The quarks that form the nuclei of all atoms around us are known to “mix,” meaning they occasionally transform from one type to another. However, the exact frequencies of these transformations remain uncertain, and intriguingly, theoretical predictions don’t add up to 100%. Physicist Jordy de Vries from UvA-IoP and collaborators from Los Alamos, Seattle, and Bern have published new research that takes an important step toward unraveling these mysteries.
Good things often come in threes, and the Standard Model of particle physics is no exception. It organizes elementary particles into three “generations.” Take quarks, for example. The first generation includes the “up” and “down” quarks, which form the building blocks of atomic nuclei. Beyond these, two additional pairs exist: “charm” and “strange” quarks, as well as “top” and “bottom” quarks. Together, these six varieties are called the six quark flavors.
The Standard Model predicts that quark flavors can transmute into one another in a process called quark mixing. However, it doesn’t specify how frequently these transformations occur. Intriguingly, recent analyses reveal a discrepancy: the probabilities of all possible quark mixings don’t add up to 100%. What could this mean? Is it a sign of physics beyond the Standard Model?
To answer this question, UvA-IoP physicist Jordy de Vries and colleagues from Los Alamos, Seattle, and Bern have developed a new framework and performed associated calculations to very precisely determine the amount of mixing between up and down quarks, for which the effect is strongest.
The work was recently published jointly in Physical Review Letters and as an Editor’s Suggestion in Physical Review C.
As input for the calculations, the physicists use precise measurements of radioactive decay processes known as nuclear beta decays.
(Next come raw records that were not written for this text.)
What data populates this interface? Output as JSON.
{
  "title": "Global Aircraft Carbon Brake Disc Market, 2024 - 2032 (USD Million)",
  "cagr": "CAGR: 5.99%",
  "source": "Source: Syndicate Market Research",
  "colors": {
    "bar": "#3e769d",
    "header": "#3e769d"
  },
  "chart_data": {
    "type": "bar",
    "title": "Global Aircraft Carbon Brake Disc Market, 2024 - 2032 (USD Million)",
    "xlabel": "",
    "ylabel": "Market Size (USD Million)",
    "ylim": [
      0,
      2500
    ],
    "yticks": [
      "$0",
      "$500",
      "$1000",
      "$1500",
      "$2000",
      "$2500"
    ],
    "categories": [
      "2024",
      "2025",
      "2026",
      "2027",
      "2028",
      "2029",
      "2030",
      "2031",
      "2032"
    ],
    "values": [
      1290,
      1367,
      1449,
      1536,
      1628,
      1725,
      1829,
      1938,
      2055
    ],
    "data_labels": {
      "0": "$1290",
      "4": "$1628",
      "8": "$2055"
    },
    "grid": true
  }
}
The most accurate determination of the up-down quark mixing comes from so-called superallowed beta decays, occurring across the chart of nuclear isotopes. “Superallowed” means that the involved nuclei have no spin and are therefore easier to describe theoretically.
Nevertheless, the calculation of the amount of mixing from the extremely precise data suffers from a theoretical uncertainty due to the subtle dance between the three fundamental forces of nature that are involved in the process: the strong nuclear force, the electromagnetic interaction, and the weak process that causes the radioactive decay.
The new framework was designed to track this interplay and tame the theoretical uncertainty. It led the physicists to uncover effects involving the weak interactions between the constituents of the nuclei that had not been considered before. These effects currently dominate the uncertainty in the computations.
In the near future, building on this work and on advanced many-body nuclear calculations, the uncertainties will be brought under control, thus opening the way to uncover possible footprints of new physics in nuclear processes.